C’est parti, ressortez vos cachets d’Ibuprofène les plus concentrés, le groupe de Death-Metal technique le plus taré et le plus rapide de la galaxie est de retour. A coups de teasers, de lyrics video impossibles à suivre et de vidéos marrantes, Season of Mist remet en scène l’inénarrable Oliver Rae Aleron et son débit supersonique qui font passer Francesco Paoli et Dallas Toler-Wade pour des chanteurs de Funeral Doom. Un phénomène qui a propulsé les Canadiens d’Archspire sur le devant de la scène, quitte à récolter quelques moqueries de certains qui ne veulent pas que le Death technique tourne au phénomène de foire. Mais au pays de Cryptopsy, Beyond Creation, Quo Vadis, Augury, Beneath The Massacre et consorts, les zicos gèrent pas mal. Et « Oli Peters » est un moteur pour le Death ultra-technique et ultra-rapide du groupe. Les amateurs de Tech-Death les plus aguerris se seront déjà entichés d’Archspire dès ses premières démos parues sur myspace, qui aboutiront au premier full-length All Shall Align (2011) certes pas abouti et même « exagéré » sur certains points mais qui mettait déjà en lumière les capacités du groupe sur des tueries comme "Ascendance to the Summoning". Et ainsi, au-delà du déluge de sweepings, de blasts, de rythmiques assassines et de subtiles lignes de basse que le groupe propose, il y a ce chant au phrasé ultrarapide et inimitable, qui mine de rien est parfaitement géré, et saura même évoluer avec le temps (parti d’un chant très hargneux, Oliver utilise désormais des vocaux plus graves et Death). Certes, on a l’impression d’avoir affaire à un groupe de Death technique lambda qui aurait été accéléré 3 fois, mais qu’est-ce que c’est jouissif ! Archspire réussissant finalement là où des groupes comme Brain Drill ou Rings Of Saturn ont échoué. Alors on s’accroche devant la nouvelle production des Canadiens car encore une fois la vitesse se présentera à la manière « autoroute allemande » : illimitée.

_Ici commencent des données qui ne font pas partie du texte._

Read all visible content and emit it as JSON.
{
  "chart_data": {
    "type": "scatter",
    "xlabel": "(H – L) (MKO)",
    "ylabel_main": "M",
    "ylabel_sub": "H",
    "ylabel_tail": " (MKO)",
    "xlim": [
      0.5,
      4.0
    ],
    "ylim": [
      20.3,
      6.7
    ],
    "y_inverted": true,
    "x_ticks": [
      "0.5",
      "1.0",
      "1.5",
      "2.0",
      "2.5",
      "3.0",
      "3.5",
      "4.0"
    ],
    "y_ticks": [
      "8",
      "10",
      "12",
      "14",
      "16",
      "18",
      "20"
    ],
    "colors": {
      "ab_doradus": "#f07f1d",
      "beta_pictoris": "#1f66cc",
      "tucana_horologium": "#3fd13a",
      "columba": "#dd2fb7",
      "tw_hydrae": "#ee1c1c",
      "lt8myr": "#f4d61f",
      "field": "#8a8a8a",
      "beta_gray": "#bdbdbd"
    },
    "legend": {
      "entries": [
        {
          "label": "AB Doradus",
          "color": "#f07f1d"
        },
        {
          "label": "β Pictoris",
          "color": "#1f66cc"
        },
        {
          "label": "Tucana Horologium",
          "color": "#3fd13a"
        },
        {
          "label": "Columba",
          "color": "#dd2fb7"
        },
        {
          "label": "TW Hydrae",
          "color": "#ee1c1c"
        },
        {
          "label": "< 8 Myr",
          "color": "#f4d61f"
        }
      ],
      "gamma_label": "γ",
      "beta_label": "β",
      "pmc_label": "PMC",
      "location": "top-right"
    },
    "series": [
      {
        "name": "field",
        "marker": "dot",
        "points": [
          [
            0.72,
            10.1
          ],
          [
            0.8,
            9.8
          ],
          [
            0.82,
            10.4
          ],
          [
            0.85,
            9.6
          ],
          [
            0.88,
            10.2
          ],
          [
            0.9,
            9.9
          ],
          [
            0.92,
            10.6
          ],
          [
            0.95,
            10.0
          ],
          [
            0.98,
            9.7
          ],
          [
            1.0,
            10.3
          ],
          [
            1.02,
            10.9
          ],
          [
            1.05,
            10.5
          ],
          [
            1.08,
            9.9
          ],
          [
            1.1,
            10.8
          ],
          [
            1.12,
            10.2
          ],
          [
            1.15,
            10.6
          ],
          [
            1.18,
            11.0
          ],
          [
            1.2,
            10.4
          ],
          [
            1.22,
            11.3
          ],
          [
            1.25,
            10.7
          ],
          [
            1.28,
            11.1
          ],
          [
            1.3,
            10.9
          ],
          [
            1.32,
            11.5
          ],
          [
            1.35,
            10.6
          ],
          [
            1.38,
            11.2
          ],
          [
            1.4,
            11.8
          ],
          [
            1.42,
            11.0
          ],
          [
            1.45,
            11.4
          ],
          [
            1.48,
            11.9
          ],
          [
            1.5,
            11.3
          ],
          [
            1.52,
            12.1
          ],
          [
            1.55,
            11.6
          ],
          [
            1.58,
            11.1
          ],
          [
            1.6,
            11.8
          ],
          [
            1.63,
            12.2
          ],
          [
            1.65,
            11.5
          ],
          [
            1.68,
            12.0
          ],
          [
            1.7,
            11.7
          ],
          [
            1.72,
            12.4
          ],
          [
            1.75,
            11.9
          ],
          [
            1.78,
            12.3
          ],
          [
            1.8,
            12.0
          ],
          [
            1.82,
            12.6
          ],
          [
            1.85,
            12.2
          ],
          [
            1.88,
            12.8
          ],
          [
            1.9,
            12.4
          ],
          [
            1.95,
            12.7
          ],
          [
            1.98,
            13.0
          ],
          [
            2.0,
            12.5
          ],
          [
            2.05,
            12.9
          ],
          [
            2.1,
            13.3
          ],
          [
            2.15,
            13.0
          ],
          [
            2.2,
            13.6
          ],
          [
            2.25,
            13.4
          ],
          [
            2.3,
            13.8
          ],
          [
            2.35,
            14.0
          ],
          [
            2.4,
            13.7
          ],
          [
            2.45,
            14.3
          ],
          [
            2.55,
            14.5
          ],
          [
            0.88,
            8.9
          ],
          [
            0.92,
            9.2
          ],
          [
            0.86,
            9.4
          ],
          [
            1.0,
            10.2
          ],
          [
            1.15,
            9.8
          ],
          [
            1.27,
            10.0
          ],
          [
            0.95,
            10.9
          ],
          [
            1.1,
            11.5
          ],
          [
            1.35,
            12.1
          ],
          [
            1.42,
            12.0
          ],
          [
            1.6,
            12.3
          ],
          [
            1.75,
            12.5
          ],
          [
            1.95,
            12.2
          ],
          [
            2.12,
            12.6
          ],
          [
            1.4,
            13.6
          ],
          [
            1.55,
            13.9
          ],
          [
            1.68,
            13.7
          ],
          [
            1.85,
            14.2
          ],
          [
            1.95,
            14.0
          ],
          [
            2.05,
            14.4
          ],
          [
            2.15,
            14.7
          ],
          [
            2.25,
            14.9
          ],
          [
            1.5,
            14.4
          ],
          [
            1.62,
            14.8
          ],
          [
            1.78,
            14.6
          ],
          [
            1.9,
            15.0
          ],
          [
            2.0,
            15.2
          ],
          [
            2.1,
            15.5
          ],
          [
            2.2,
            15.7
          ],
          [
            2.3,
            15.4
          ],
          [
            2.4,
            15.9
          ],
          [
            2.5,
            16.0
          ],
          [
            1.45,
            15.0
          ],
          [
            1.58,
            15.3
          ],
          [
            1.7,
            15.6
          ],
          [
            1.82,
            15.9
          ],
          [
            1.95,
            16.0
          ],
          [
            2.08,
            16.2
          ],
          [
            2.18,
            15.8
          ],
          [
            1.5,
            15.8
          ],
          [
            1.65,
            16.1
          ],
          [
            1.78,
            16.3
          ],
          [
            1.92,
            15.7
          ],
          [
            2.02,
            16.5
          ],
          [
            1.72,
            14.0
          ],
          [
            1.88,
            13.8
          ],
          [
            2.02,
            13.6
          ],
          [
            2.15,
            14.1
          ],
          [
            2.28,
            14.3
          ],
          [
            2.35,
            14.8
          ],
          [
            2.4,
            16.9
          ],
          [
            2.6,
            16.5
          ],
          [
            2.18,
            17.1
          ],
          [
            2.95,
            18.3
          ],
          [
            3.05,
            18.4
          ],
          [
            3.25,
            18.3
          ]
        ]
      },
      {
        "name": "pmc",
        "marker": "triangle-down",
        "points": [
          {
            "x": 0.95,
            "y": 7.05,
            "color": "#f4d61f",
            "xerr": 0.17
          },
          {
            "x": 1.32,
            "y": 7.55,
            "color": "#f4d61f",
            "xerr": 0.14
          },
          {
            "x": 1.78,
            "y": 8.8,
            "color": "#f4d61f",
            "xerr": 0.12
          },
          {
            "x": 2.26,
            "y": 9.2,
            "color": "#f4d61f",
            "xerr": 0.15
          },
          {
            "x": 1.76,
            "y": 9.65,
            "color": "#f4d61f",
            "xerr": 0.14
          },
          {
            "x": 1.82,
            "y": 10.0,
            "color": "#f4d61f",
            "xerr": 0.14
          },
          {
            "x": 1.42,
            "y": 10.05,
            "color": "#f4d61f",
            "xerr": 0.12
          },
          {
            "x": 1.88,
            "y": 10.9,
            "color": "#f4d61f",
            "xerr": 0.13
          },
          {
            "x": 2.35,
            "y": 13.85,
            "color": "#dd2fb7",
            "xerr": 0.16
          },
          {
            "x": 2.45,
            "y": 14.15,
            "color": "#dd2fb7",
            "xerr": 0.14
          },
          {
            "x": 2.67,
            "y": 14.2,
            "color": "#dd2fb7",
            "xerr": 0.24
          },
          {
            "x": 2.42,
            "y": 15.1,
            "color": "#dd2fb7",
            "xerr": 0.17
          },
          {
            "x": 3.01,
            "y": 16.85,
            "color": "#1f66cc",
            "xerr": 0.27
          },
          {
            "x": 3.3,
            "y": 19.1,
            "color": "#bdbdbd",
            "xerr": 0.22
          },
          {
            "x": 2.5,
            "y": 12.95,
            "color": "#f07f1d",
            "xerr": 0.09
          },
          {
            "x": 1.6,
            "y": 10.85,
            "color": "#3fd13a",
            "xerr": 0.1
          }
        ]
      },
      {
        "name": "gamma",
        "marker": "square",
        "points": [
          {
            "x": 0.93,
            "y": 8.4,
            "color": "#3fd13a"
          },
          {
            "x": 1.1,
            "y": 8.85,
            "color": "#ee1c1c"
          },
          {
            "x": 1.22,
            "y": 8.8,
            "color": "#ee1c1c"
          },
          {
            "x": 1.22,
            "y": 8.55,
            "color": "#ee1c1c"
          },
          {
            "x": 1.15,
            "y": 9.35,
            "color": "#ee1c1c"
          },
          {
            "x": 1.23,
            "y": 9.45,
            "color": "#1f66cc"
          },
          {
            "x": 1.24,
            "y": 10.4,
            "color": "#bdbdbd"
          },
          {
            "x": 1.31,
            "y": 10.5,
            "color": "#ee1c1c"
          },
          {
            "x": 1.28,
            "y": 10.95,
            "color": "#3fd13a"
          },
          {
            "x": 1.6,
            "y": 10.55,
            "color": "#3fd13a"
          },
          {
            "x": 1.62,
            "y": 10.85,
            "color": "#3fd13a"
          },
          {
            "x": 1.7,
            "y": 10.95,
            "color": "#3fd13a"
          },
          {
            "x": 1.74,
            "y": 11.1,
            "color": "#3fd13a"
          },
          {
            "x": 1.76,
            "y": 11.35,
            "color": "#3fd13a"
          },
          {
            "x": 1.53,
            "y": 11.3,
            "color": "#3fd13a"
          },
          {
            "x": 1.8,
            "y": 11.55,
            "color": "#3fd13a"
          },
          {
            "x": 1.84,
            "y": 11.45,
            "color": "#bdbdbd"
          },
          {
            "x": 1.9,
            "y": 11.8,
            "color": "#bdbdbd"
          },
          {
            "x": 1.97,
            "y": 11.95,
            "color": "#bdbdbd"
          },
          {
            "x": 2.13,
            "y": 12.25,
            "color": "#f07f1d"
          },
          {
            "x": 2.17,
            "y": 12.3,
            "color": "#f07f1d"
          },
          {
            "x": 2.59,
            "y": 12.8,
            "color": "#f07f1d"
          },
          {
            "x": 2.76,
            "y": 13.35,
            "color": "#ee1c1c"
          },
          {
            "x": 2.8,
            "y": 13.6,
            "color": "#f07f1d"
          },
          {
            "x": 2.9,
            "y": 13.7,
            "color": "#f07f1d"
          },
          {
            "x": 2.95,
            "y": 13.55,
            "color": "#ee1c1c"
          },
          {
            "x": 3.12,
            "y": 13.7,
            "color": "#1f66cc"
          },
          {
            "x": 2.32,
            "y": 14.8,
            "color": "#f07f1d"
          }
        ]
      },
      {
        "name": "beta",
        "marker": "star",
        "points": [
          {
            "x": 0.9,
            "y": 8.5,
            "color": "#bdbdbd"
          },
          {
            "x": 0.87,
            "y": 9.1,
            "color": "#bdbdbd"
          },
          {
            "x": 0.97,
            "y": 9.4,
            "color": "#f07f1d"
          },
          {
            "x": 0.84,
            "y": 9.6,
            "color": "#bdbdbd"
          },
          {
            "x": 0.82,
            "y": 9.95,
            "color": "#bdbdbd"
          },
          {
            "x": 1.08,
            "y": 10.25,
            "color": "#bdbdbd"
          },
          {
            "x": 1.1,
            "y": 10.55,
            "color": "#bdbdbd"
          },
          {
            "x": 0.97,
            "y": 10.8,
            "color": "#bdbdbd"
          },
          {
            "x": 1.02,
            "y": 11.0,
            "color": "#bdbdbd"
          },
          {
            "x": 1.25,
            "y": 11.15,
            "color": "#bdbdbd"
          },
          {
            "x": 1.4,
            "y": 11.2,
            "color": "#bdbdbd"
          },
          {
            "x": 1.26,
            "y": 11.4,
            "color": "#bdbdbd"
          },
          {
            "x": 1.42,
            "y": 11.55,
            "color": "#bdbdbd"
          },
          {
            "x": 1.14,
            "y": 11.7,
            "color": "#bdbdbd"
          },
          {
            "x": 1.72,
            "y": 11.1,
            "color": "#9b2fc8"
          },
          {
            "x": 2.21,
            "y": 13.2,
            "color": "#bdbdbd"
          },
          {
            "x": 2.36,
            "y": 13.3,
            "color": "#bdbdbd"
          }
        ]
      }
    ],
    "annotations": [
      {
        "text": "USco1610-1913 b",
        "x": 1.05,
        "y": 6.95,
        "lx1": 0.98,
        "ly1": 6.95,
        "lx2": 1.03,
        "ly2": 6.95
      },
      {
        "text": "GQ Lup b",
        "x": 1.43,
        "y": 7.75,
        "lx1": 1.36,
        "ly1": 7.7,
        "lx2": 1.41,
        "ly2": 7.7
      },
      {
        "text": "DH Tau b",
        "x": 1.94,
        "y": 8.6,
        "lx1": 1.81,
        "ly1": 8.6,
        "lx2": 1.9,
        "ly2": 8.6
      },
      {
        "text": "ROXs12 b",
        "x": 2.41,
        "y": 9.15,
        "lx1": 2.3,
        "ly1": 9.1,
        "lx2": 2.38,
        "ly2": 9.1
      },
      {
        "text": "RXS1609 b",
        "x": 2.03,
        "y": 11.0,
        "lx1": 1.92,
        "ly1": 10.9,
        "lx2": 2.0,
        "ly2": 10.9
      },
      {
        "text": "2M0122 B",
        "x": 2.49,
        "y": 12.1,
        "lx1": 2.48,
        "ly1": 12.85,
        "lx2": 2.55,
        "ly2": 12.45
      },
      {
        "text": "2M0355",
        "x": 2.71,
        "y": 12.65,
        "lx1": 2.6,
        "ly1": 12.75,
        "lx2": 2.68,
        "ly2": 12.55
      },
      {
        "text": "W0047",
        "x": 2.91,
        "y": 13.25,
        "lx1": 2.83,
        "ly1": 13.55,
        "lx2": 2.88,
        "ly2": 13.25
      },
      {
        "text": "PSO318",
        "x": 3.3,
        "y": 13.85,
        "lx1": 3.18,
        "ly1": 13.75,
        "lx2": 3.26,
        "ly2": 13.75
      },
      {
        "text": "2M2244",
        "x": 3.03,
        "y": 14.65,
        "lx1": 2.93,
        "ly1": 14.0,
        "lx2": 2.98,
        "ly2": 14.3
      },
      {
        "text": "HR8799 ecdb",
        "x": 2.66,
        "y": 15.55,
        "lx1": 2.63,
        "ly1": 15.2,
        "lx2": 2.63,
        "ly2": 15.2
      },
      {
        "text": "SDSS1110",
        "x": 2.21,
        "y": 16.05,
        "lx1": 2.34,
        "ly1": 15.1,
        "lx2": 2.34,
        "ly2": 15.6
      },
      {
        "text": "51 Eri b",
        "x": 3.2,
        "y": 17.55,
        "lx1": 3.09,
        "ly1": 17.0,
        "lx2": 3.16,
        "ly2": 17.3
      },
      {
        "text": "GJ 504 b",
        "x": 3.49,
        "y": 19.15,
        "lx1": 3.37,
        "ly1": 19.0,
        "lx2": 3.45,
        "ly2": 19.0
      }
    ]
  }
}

Si The Lucid Collective (2014) avait permis à Archspire de faire évoluer son style, le groupe n’avait pas encore pondu son mètre-étalon, l’ensemble était relativement linéaire et la production peut-être un peu trop synthétique pour convaincre entièrement. Toutefois, il y a eu pire, et avec le recul on peut quand même dégager quelques morceaux de référence comme "Fathom Infinite Death" ou "Seven Crows and the Oblivion Chain". Relentless Mutation va nous confirmer tout ça et Archspire va en profiter pour améliorer et affiner son style. Fini le son de batterie très claquant et les leads à la limite du MIDI, Archspire livre avec Relentless Mutation sa production la plus équilibrée et la plus « digeste », même le chant d’Oliver n’est pas spécialement surmixé, on reste dans les carcans du Death technique moderne avec ses exagérations mais sur ce point, Relentless Mutation vous fera réduire le dosage d’Ibuprofène par rapport à All Shall Align et The Lucid Collective. Bon progrès sur la forme donc, qui s’accompagnent de progrès sur le fond également. Archspire semble un peu tempérer son côté « tout à fond la caisse » pour proposer des morceaux plus construits, plus réfléchis, plus variés, plus accessibles (quel gros mot) et accrocheurs même. Alors certes, quand Archspire bourre et appuie sur l’accélérateur, il se cambre et nous envoie toujours un déluge très bavard en pleine poire. On continue donc à bien taper du pied devant ces blasts rangés, à opiner avec les rythmiques bien tranchantes, à suivre façon air-guitar master level ces leads et sweepings exécutés de main de maître. Et bien sûr, se retrouver à la limite de la folie à l’écoute des lignes vocales de cinglé d’Oliver Rae Aleron. Mais avec Relentless Mutation, Archspire est en train de devenir un groupe complet, bien loin de son simple statut de curiosité Tech-Death dans le genre « je joue à 1000 à l’heure et gros nawak ».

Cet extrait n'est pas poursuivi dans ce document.